En faire le meilleur

Surmonter l'inceste

Le 12 juillet 2012, à 12.45 mon père a abusé sexuellement de ma fille. Faits qualifiés de viol.
Je n’étais pas là et je n’ai pas pu protéger ma fille. C’est normal, je bosse et elle avait 17 ans. Quant à mes parents ils avaient la clé de la maison et entraient et sortaient librement, très souvent pour rendre service.

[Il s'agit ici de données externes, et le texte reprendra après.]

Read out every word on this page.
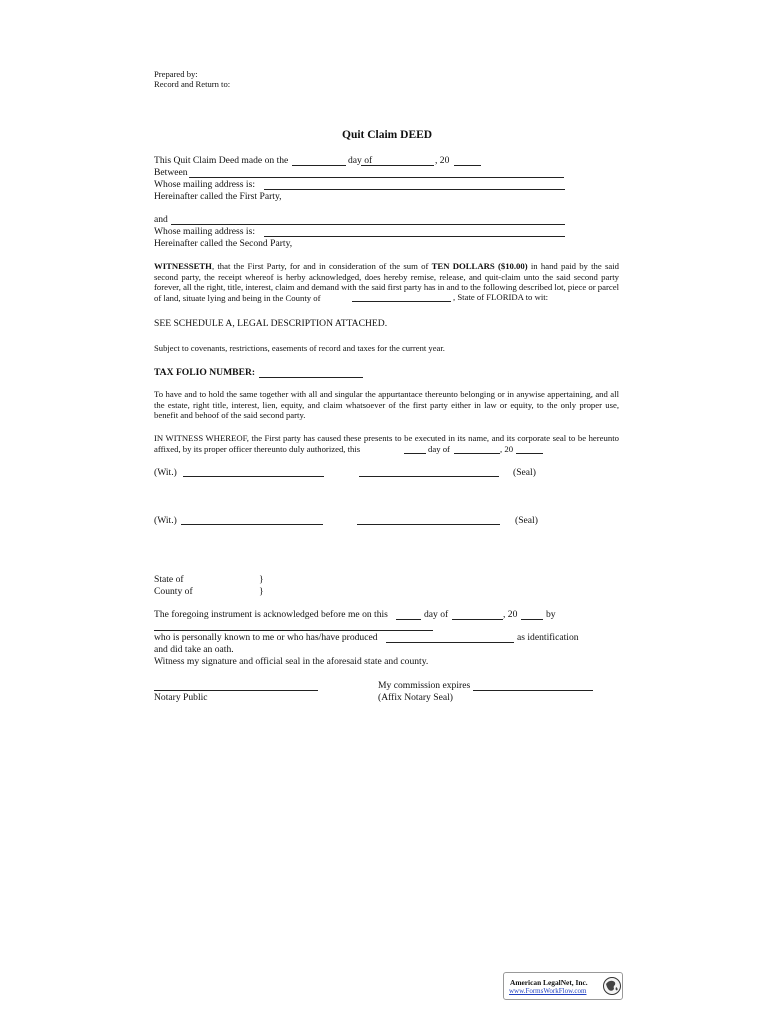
Prepared by:
Record and Return to:
Quit Claim DEED
This Quit Claim Deed made on the	day of	, 20
Between
Whose mailing address is:
Hereinafter called the First Party,
and
Whose mailing address is:
Hereinafter called the Second Party,
WITNESSETH, that the First Party, for and in consideration of the sum of TEN DOLLARS ($10.00) in hand paid by the said second party, the receipt whereof is herby acknowledged, does hereby remise, release, and quit-claim unto the said second party forever, all the right, title, interest, claim and demand with the said first party has in and to the following described lot, piece or parcel of land, situate lying and being in the County of	, State of FLORIDA to wit:
SEE SCHEDULE A, LEGAL DESCRIPTION ATTACHED.
Subject to covenants, restrictions, easements of record and taxes for the current year.
TAX FOLIO NUMBER:
To have and to hold the same together with all and singular the appurtantace thereunto belonging or in anywise appertaining, and all the estate, right title, interest, lien, equity, and claim whatsoever of the first party either in law or equity, to the only proper use, benefit and behoof of the said second party.
IN WITNESS WHEREOF, the First party has caused these presents to be executed in its name, and its corporate seal to be hereunto affixed, by its proper officer thereunto duly authorized, this	day of	, 20
(Wit.)	(Seal)
(Wit.)	(Seal)
State of	}
County of	}
The foregoing instrument is acknowledged before me on this	day of	, 20	by
who is personally known to me or who has/have produced	as identification
and did take an oath.
Witness my signature and official seal in the aforesaid state and county.
My commission expires
Notary Public	(Affix Notary Seal)
American LegalNet, Inc.
www.FormsWorkFlow.com
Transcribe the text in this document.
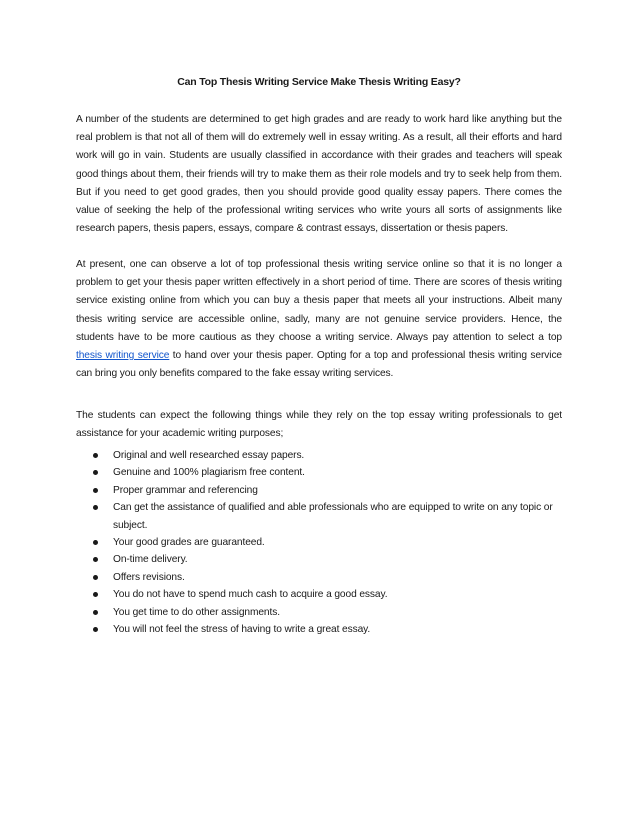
Can Top Thesis Writing Service Make Thesis Writing Easy?

A number of the students are determined to get high grades and are ready to work hard like anything but the real problem is that not all of them will do extremely well in essay writing. As a result, all their efforts and hard work will go in vain. Students are usually classified in accordance with their grades and teachers will speak good things about them, their friends will try to make them as their role models and try to seek help from them. But if you need to get good grades, then you should provide good quality essay papers. There comes the value of seeking the help of the professional writing services who write yours all sorts of assignments like research papers, thesis papers, essays, compare & contrast essays, dissertation or thesis papers.

At present, one can observe a lot of top professional thesis writing service online so that it is no longer a problem to get your thesis paper written effectively in a short period of time. There are scores of thesis writing service existing online from which you can buy a thesis paper that meets all your instructions. Albeit many thesis writing service are accessible online, sadly, many are not genuine service providers. Hence, the students have to be more cautious as they choose a writing service. Always pay attention to select a top thesis writing service to hand over your thesis paper. Opting for a top and professional thesis writing service can bring you only benefits compared to the fake essay writing services.

The students can expect the following things while they rely on the top essay writing professionals to get assistance for your academic writing purposes;

Original and well researched essay papers.
Genuine and 100% plagiarism free content.
Proper grammar and referencing
Can get the assistance of qualified and able professionals who are equipped to write on any topic or subject.
Your good grades are guaranteed.
On-time delivery.
Offers revisions.
You do not have to spend much cash to acquire a good essay.
You get time to do other assignments.
You will not feel the stress of having to write a great essay.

Ma vie a basculé. Elle s’est même arrêtée.
Pendant très exactement 30 minutes.
Le temps de comprendre. Et très vite est venu le temps d’agir. Le jour même et tous les suivants.

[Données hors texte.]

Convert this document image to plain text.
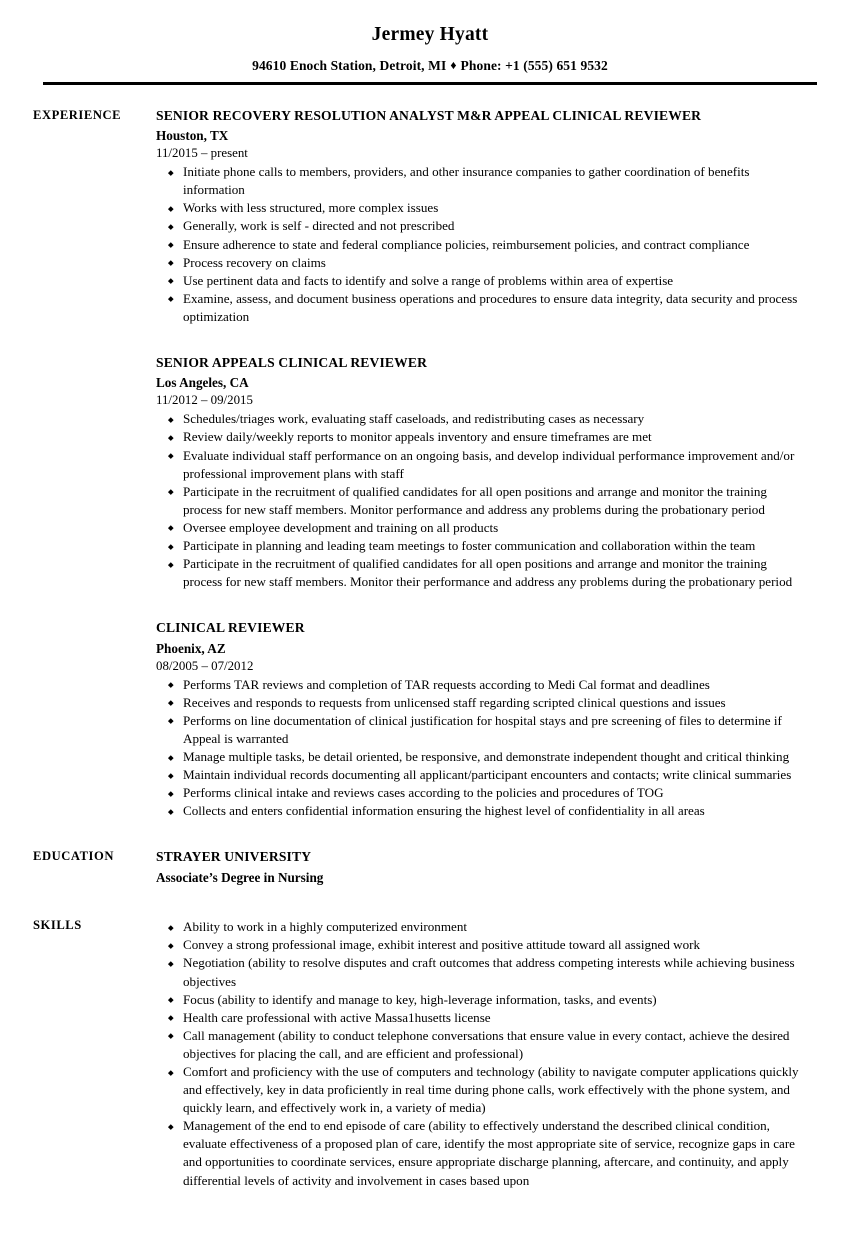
Jermey Hyatt
94610 Enoch Station, Detroit, MI ♦ Phone: +1 (555) 651 9532
EXPERIENCE	SENIOR RECOVERY RESOLUTION ANALYST M&R APPEAL CLINICAL REVIEWER
Houston, TX
11/2015 – present
Initiate phone calls to members, providers, and other insurance companies to gather coordination of benefits information
Works with less structured, more complex issues
Generally, work is self - directed and not prescribed
Ensure adherence to state and federal compliance policies, reimbursement policies, and contract compliance
Process recovery on claims
Use pertinent data and facts to identify and solve a range of problems within area of expertise
Examine, assess, and document business operations and procedures to ensure data integrity, data security and process optimization
SENIOR APPEALS CLINICAL REVIEWER
Los Angeles, CA
11/2012 – 09/2015
Schedules/triages work, evaluating staff caseloads, and redistributing cases as necessary
Review daily/weekly reports to monitor appeals inventory and ensure timeframes are met
Evaluate individual staff performance on an ongoing basis, and develop individual performance improvement and/or professional improvement plans with staff
Participate in the recruitment of qualified candidates for all open positions and arrange and monitor the training process for new staff members. Monitor performance and address any problems during the probationary period
Oversee employee development and training on all products
Participate in planning and leading team meetings to foster communication and collaboration within the team
Participate in the recruitment of qualified candidates for all open positions and arrange and monitor the training process for new staff members. Monitor their performance and address any problems during the probationary period
CLINICAL REVIEWER
Phoenix, AZ
08/2005 – 07/2012
Performs TAR reviews and completion of TAR requests according to Medi Cal format and deadlines
Receives and responds to requests from unlicensed staff regarding scripted clinical questions and issues
Performs on line documentation of clinical justification for hospital stays and pre screening of files to determine if Appeal is warranted
Manage multiple tasks, be detail oriented, be responsive, and demonstrate independent thought and critical thinking
Maintain individual records documenting all applicant/participant encounters and contacts; write clinical summaries
Performs clinical intake and reviews cases according to the policies and procedures of TOG
Collects and enters confidential information ensuring the highest level of confidentiality in all areas
EDUCATION	STRAYER UNIVERSITY
Associate’s Degree in Nursing
SKILLS	Ability to work in a highly computerized environment
Convey a strong professional image, exhibit interest and positive attitude toward all assigned work
Negotiation (ability to resolve disputes and craft outcomes that address competing interests while achieving business objectives
Focus (ability to identify and manage to key, high-leverage information, tasks, and events)
Health care professional with active Massa1husetts license
Call management (ability to conduct telephone conversations that ensure value in every contact, achieve the desired objectives for placing the call, and are efficient and professional)
Comfort and proficiency with the use of computers and technology (ability to navigate computer applications quickly and effectively, key in data proficiently in real time during phone calls, work effectively with the phone system, and quickly learn, and effectively work in, a variety of media)
Management of the end to end episode of care (ability to effectively understand the described clinical condition, evaluate effectiveness of a proposed plan of care, identify the most appropriate site of service, recognize gaps in care and opportunities to coordinate services, ensure appropriate discharge planning, aftercare, and continuity, and apply differential levels of activity and involvement in cases based upon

Rien ne sera plus pareil. Rien. Et jamais.
Ma famille ayant decidé de défendre le pater familias (en prison ).

Mon vrai message d’espoir est pour vous celui que m’a donné ma fille- ce mec est une pourriture, mais la vie est belle. Celle que je vis avec toi et mes frères, maman, est magnifique (sic) Depuis, j’ai tout fait pour rendre cette vie encore plus magique. Chaque jour. Je n’ai pas cherché à sur-protéger, je n’ai pas voulu enfermer mes enfants dans un cocon.

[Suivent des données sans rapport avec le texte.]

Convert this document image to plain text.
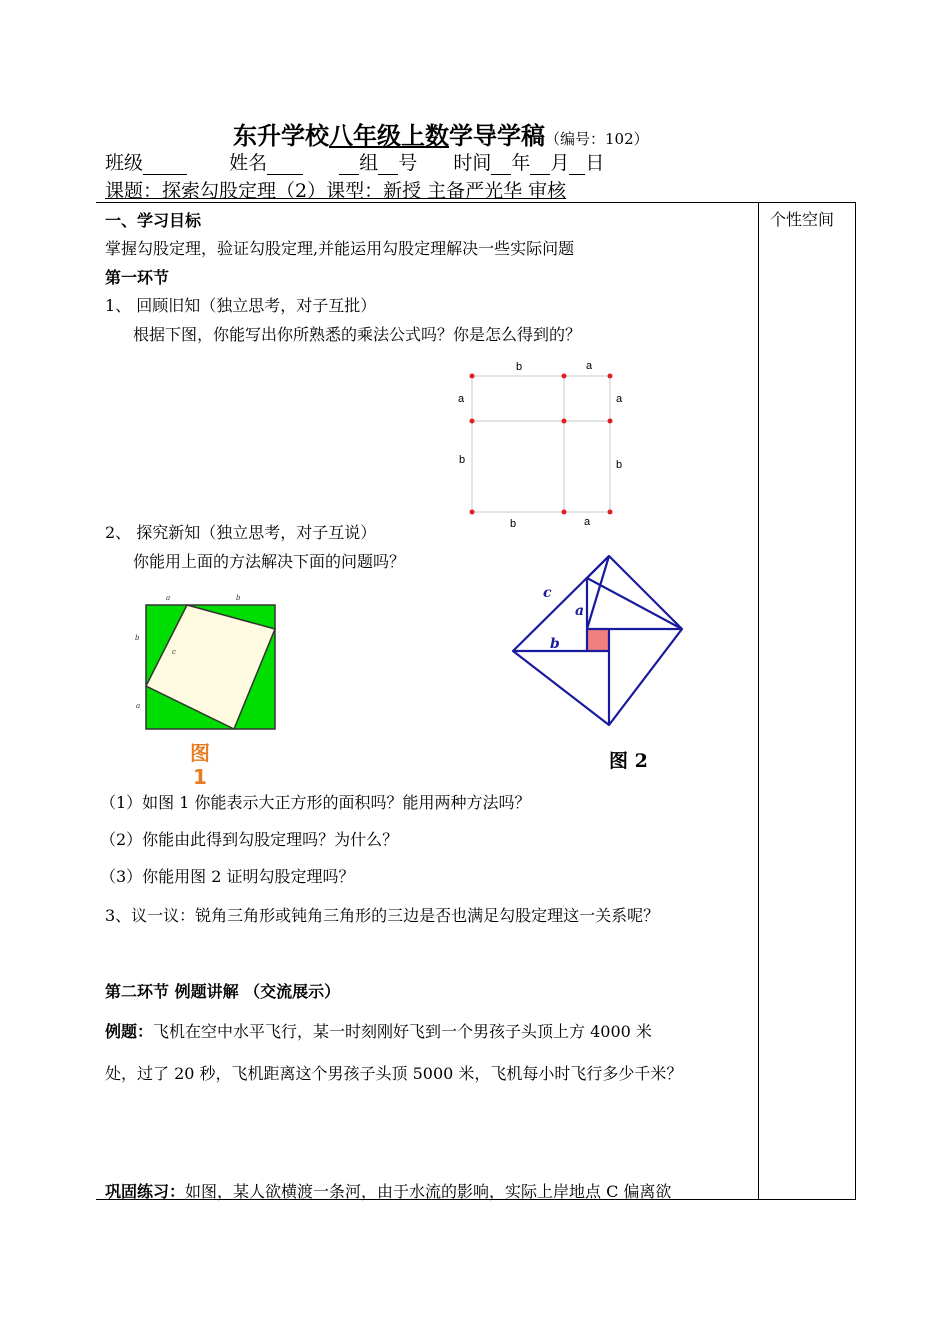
东升学校八年级上数学导学稿（编号：102）
班级	姓名	组 号 时间 年 月 日
课题：探索勾股定理（2）课型：新授 主备严光华 审核
个性空间
一、学习目标
掌握勾股定理，验证勾股定理,并能运用勾股定理解决一些实际问题
第一环节
1、 回顾旧知（独立思考，对子互批）
根据下图，你能写出你所熟悉的乘法公式吗？你是怎么得到的？
b	a
a	a
b	b
b	a
2、 探究新知（独立思考，对子互说）
你能用上面的方法解决下面的问题吗？
a	b
b
a
c
图
1
c
a
b
图 2
（1）如图 1 你能表示大正方形的面积吗？能用两种方法吗？
（2）你能由此得到勾股定理吗？为什么？
（3）你能用图 2 证明勾股定理吗？
3、议一议：锐角三角形或钝角三角形的三边是否也满足勾股定理这一关系呢？
第二环节 例题讲解 （交流展示）
例题：飞机在空中水平飞行，某一时刻刚好飞到一个男孩子头顶上方 4000 米
处，过了 20 秒，飞机距离这个男孩子头顶 5000 米，飞机每小时飞行多少千米？
巩固练习：如图，某人欲横渡一条河，由于水流的影响，实际上岸地点 C 偏离欲
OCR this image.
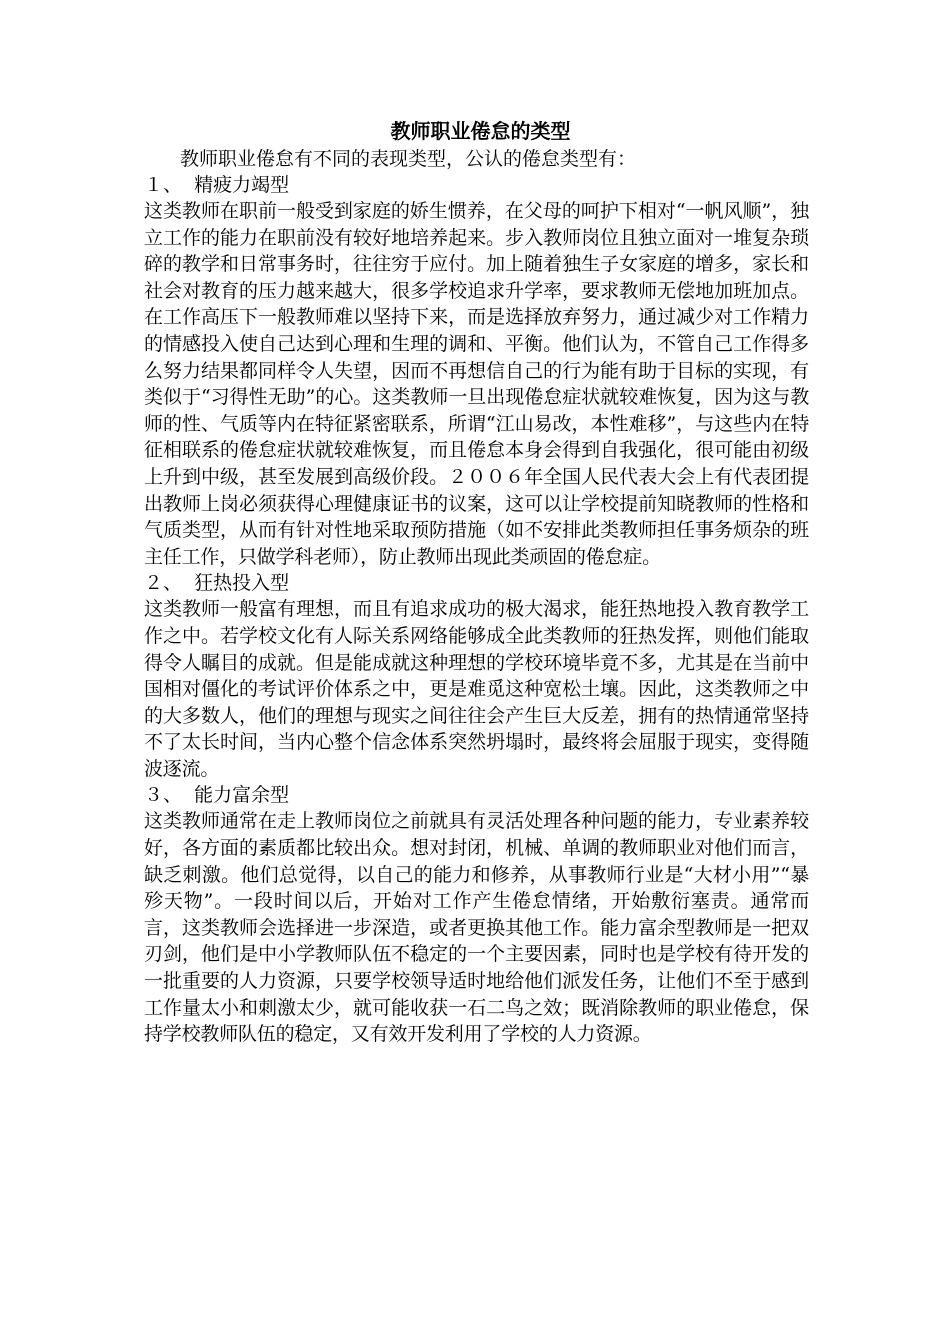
教师职业倦怠的类型

教师职业倦怠有不同的表现类型，公认的倦怠类型有：

１、  精疲力竭型

这类教师在职前一般受到家庭的娇生惯养，在父母的呵护下相对“一帆风顺”，独立工作的能力在职前没有较好地培养起来。步入教师岗位且独立面对一堆复杂琐碎的教学和日常事务时，往往穷于应付。加上随着独生子女家庭的增多，家长和社会对教育的压力越来越大，很多学校追求升学率，要求教师无偿地加班加点。在工作高压下一般教师难以坚持下来，而是选择放弃努力，通过减少对工作精力的情感投入使自己达到心理和生理的调和、平衡。他们认为，不管自己工作得多么努力结果都同样令人失望，因而不再想信自己的行为能有助于目标的实现，有类似于“习得性无助”的心。这类教师一旦出现倦怠症状就较难恢复，因为这与教师的性、气质等内在特征紧密联系，所谓“江山易改，本性难移”，与这些内在特征相联系的倦怠症状就较难恢复，而且倦怠本身会得到自我强化，很可能由初级上升到中级，甚至发展到高级价段。２００６年全国人民代表大会上有代表团提出教师上岗必须获得心理健康证书的议案，这可以让学校提前知晓教师的性格和气质类型，从而有针对性地采取预防措施（如不安排此类教师担任事务烦杂的班主任工作，只做学科老师），防止教师出现此类顽固的倦怠症。

２、  狂热投入型

这类教师一般富有理想，而且有追求成功的极大渴求，能狂热地投入教育教学工作之中。若学校文化有人际关系网络能够成全此类教师的狂热发挥，则他们能取得令人瞩目的成就。但是能成就这种理想的学校环境毕竟不多，尤其是在当前中国相对僵化的考试评价体系之中，更是难觅这种宽松土壤。因此，这类教师之中的大多数人，他们的理想与现实之间往往会产生巨大反差，拥有的热情通常坚持不了太长时间，当内心整个信念体系突然坍塌时，最终将会屈服于现实，变得随波逐流。

３、  能力富余型

这类教师通常在走上教师岗位之前就具有灵活处理各种问题的能力，专业素养较好，各方面的素质都比较出众。想对封闭，机械、单调的教师职业对他们而言，缺乏刺激。他们总觉得，以自己的能力和修养，从事教师行业是“大材小用”“暴殄天物”。一段时间以后，开始对工作产生倦怠情绪，开始敷衍塞责。通常而言，这类教师会选择进一步深造，或者更换其他工作。能力富余型教师是一把双刃剑，他们是中小学教师队伍不稳定的一个主要因素，同时也是学校有待开发的一批重要的人力资源，只要学校领导适时地给他们派发任务，让他们不至于感到工作量太小和刺激太少，就可能收获一石二鸟之效；既消除教师的职业倦怠，保持学校教师队伍的稳定，又有效开发利用了学校的人力资源。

Il y a deux morales à cette histoire, la première est fondamentale, c’est parce que j’ai tant investi dans l’écoute de mes enfants, que ma fille m’ a tout raconté et tout de suite et dans les détails les plus sordides. La seconde, c’est que l’avenir et le présent nous appartiennent.
Et que nous pouvons par notre propre volonté, en faire le meilleur.

K.

Les rencontres

Se remettre d'un viol

C’était il y a 9 ans déjà, j’étais au collège, j’avais quatorze ans. A cet âge là, faut dire ce qui est on est bête, en tout cas moi je l’étais. Je venais d’avoir pour Noël un nouveau forfait téléphone, avec tchat orange en illimité. J’étais contente et je passais mon temps dessus. Sauf que je faisais croire que j’étais majeure, que j’étais grande, que j’étais belle et blonde bref un beau tissu de mensonges…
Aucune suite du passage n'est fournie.